# How can you tell how old a rabbit is?



## Cheyrul (Jul 25, 2011)

I am trying to guess approximately how old Squish is.


----------



## abby_simson (Jul 25, 2011)

I don't know its hard to find out


----------



## hillrise (Jul 25, 2011)

With young rabbits, you can usually tell based on their fur or the proportion of their ears. Once their mature, though, it can get pretty difficult. A vet might be able to tell by their teeth...


----------



## Cheyrul (Jul 25, 2011)

what do you look for with teeth?


----------



## hillrise (Jul 25, 2011)

I have no idea really. I imagine color would be the best indicator--the more stained, the older they are.
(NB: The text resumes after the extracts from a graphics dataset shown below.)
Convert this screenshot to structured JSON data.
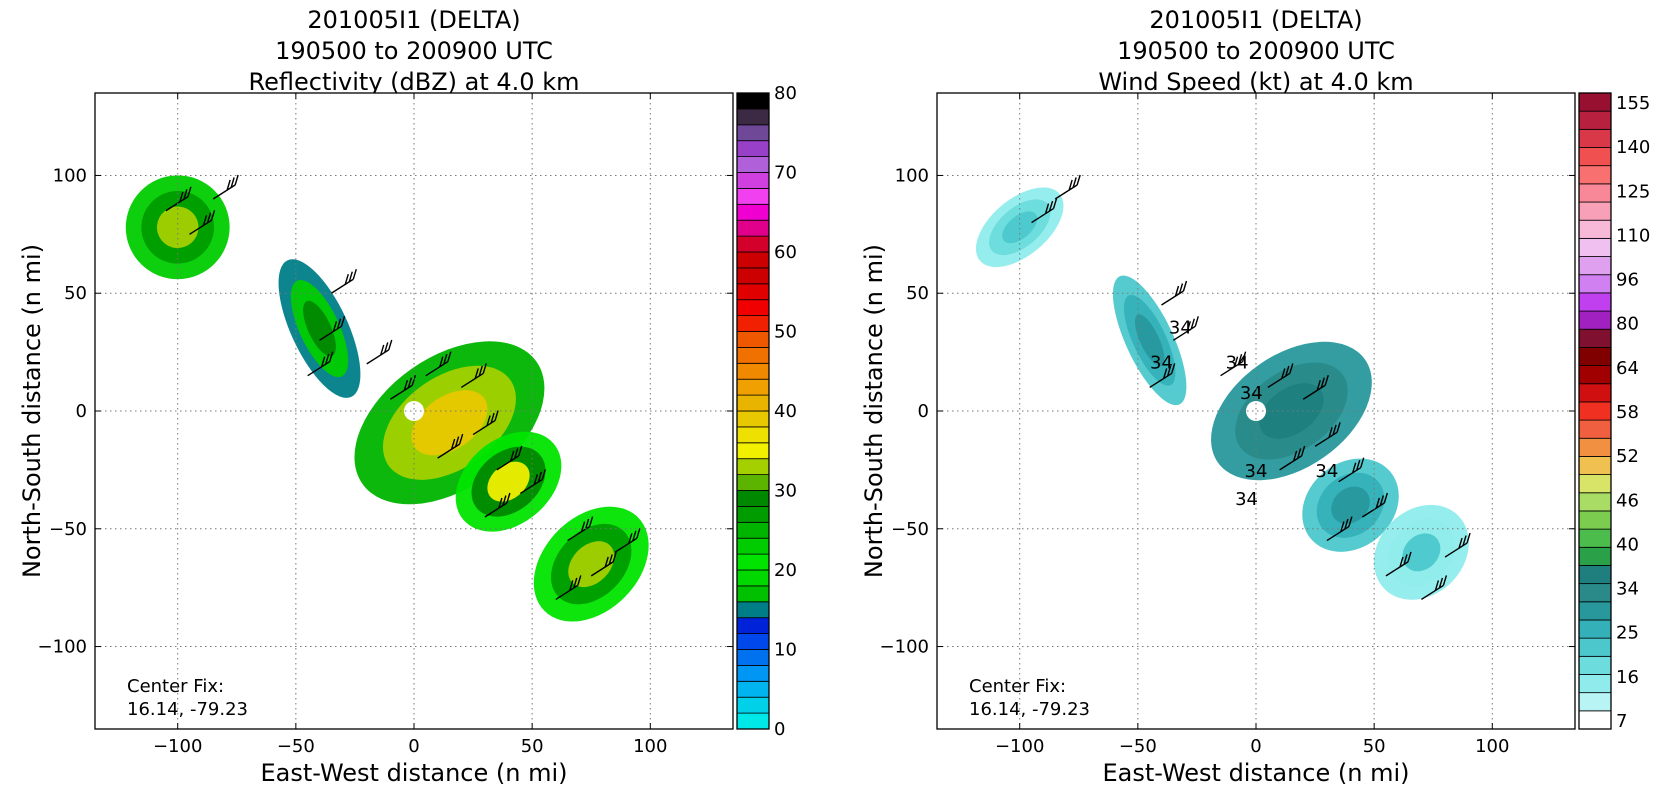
{
  "chart_data": [
    {
      "type": "heatmap",
      "title_lines": [
        "201005I1 (DELTA)",
        "190500 to 200900 UTC",
        "Reflectivity (dBZ) at 4.0 km"
      ],
      "xlabel": "East-West distance (n mi)",
      "ylabel": "North-South distance (n mi)",
      "xlim": [
        -135,
        135
      ],
      "ylim": [
        -135,
        135
      ],
      "xticks": [
        -100,
        -50,
        0,
        50,
        100
      ],
      "yticks": [
        -100,
        -50,
        0,
        50,
        100
      ],
      "xtick_labels": [
        "−100",
        "−50",
        "0",
        "50",
        "100"
      ],
      "ytick_labels": [
        "−100",
        "−50",
        "0",
        "50",
        "100"
      ],
      "grid": true,
      "annotation_lines": [
        "Center Fix:",
        "16.14, -79.23"
      ],
      "colorbar": {
        "min": 0,
        "max": 80,
        "levels": [
          0,
          5,
          10,
          15,
          20,
          25,
          30,
          35,
          40,
          45,
          50,
          55,
          60,
          65,
          70,
          75,
          80
        ],
        "tick_labels": [
          "0",
          "10",
          "20",
          "30",
          "40",
          "50",
          "60",
          "70",
          "80"
        ],
        "colors": [
          "#00e8e8",
          "#00d0e8",
          "#00b4f0",
          "#0096f4",
          "#0072f0",
          "#0048ec",
          "#0022d8",
          "#007e88",
          "#00c000",
          "#00d800",
          "#00e400",
          "#00cc00",
          "#00b400",
          "#009c00",
          "#008800",
          "#5cb400",
          "#a4d000",
          "#f0f000",
          "#eee000",
          "#e8c800",
          "#e8b400",
          "#f0a000",
          "#f08800",
          "#f07000",
          "#f05800",
          "#f02000",
          "#f00000",
          "#e00000",
          "#cc0000",
          "#cc0000",
          "#d4002c",
          "#e0008c",
          "#f000d0",
          "#f040f0",
          "#d040e0",
          "#b060d8",
          "#9840c8",
          "#704898",
          "#3c2a44",
          "#000000"
        ]
      },
      "fields": [
        {
          "cx": -100,
          "cy": 78,
          "rx": 22,
          "ry": 22,
          "angle": -40,
          "values": [
            22,
            26,
            33
          ]
        },
        {
          "cx": -40,
          "cy": 35,
          "rx": 12,
          "ry": 32,
          "angle": -25,
          "values": [
            14,
            22,
            28
          ]
        },
        {
          "cx": 15,
          "cy": -5,
          "rx": 45,
          "ry": 28,
          "angle": -35,
          "values": [
            24,
            32,
            38
          ]
        },
        {
          "cx": 40,
          "cy": -30,
          "rx": 25,
          "ry": 18,
          "angle": -40,
          "values": [
            20,
            28,
            34
          ]
        },
        {
          "cx": 75,
          "cy": -65,
          "rx": 28,
          "ry": 20,
          "angle": -45,
          "values": [
            20,
            26,
            33
          ]
        }
      ],
      "barbs": [
        {
          "x": -105,
          "y": 85
        },
        {
          "x": -95,
          "y": 75
        },
        {
          "x": -85,
          "y": 90
        },
        {
          "x": -35,
          "y": 50
        },
        {
          "x": -40,
          "y": 30
        },
        {
          "x": -45,
          "y": 15
        },
        {
          "x": -20,
          "y": 20
        },
        {
          "x": -10,
          "y": 5
        },
        {
          "x": 5,
          "y": 15
        },
        {
          "x": 20,
          "y": 10
        },
        {
          "x": 25,
          "y": -10
        },
        {
          "x": 10,
          "y": -20
        },
        {
          "x": 35,
          "y": -25
        },
        {
          "x": 45,
          "y": -35
        },
        {
          "x": 30,
          "y": -45
        },
        {
          "x": 65,
          "y": -55
        },
        {
          "x": 75,
          "y": -70
        },
        {
          "x": 60,
          "y": -80
        },
        {
          "x": 85,
          "y": -60
        }
      ]
    },
    {
      "type": "heatmap",
      "title_lines": [
        "201005I1 (DELTA)",
        "190500 to 200900 UTC",
        "Wind Speed (kt) at 4.0 km"
      ],
      "xlabel": "East-West distance (n mi)",
      "ylabel": "North-South distance (n mi)",
      "xlim": [
        -135,
        135
      ],
      "ylim": [
        -135,
        135
      ],
      "xticks": [
        -100,
        -50,
        0,
        50,
        100
      ],
      "yticks": [
        -100,
        -50,
        0,
        50,
        100
      ],
      "xtick_labels": [
        "−100",
        "−50",
        "0",
        "50",
        "100"
      ],
      "ytick_labels": [
        "−100",
        "−50",
        "0",
        "50",
        "100"
      ],
      "grid": true,
      "annotation_lines": [
        "Center Fix:",
        "16.14, -79.23"
      ],
      "contour_label": "34",
      "colorbar": {
        "min": 7,
        "max": 160,
        "tick_labels": [
          "7",
          "16",
          "25",
          "34",
          "40",
          "46",
          "52",
          "58",
          "64",
          "80",
          "96",
          "110",
          "125",
          "140",
          "155"
        ],
        "colors": [
          "#ffffff",
          "#b8f4f4",
          "#90ecec",
          "#6cdcdc",
          "#4cc8cc",
          "#34b0b8",
          "#28989c",
          "#2a8a8a",
          "#1f7f7f",
          "#2aa048",
          "#4cbc4c",
          "#7ccc50",
          "#a8dc64",
          "#d8e468",
          "#f0c050",
          "#f09040",
          "#f06040",
          "#f03020",
          "#d01010",
          "#a00000",
          "#800000",
          "#801030",
          "#a020c0",
          "#c040f0",
          "#d080f0",
          "#e0a0f0",
          "#f0c0f0",
          "#f8b8d8",
          "#f8a0b8",
          "#f88898",
          "#f87070",
          "#f05050",
          "#d83848",
          "#b82040",
          "#981030"
        ]
      },
      "fields": [
        {
          "cx": -100,
          "cy": 78,
          "rx": 22,
          "ry": 12,
          "angle": -40,
          "values": [
            16,
            22,
            28
          ]
        },
        {
          "cx": -45,
          "cy": 30,
          "rx": 10,
          "ry": 30,
          "angle": -25,
          "values": [
            25,
            30,
            34
          ]
        },
        {
          "cx": 15,
          "cy": 0,
          "rx": 38,
          "ry": 24,
          "angle": -35,
          "values": [
            34,
            40,
            46
          ]
        },
        {
          "cx": 40,
          "cy": -40,
          "rx": 22,
          "ry": 18,
          "angle": -40,
          "values": [
            25,
            30,
            36
          ]
        },
        {
          "cx": 70,
          "cy": -60,
          "rx": 22,
          "ry": 18,
          "angle": -45,
          "values": [
            16,
            20,
            25
          ]
        }
      ],
      "barbs": [
        {
          "x": -95,
          "y": 80
        },
        {
          "x": -85,
          "y": 90
        },
        {
          "x": -40,
          "y": 45
        },
        {
          "x": -35,
          "y": 30
        },
        {
          "x": -45,
          "y": 10
        },
        {
          "x": -15,
          "y": 15
        },
        {
          "x": 5,
          "y": 10
        },
        {
          "x": 20,
          "y": 5
        },
        {
          "x": 25,
          "y": -15
        },
        {
          "x": 10,
          "y": -25
        },
        {
          "x": 35,
          "y": -30
        },
        {
          "x": 45,
          "y": -45
        },
        {
          "x": 30,
          "y": -55
        },
        {
          "x": 55,
          "y": -70
        },
        {
          "x": 70,
          "y": -80
        },
        {
          "x": 80,
          "y": -62
        }
      ]
    }
  ]
}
Since they have to wear their teeth down their entire lives, and their teeth constantly grow, looking at the wear on them wouldn't tell you much.


----------



## Nancy McClelland (Jul 25, 2011)

Since all of ours are rescues it's really hard to tell unless they are tiny babes. Got one and the shelter worker told us she was a year old. She was 7 pounds. She gained another 11 pounds and doubled in size, so they were wrong on all counts. No real hard fast rule to follow and any guess is just that--an approximation. Usually I tell people I don't know and my crystal ball broke last week.


----------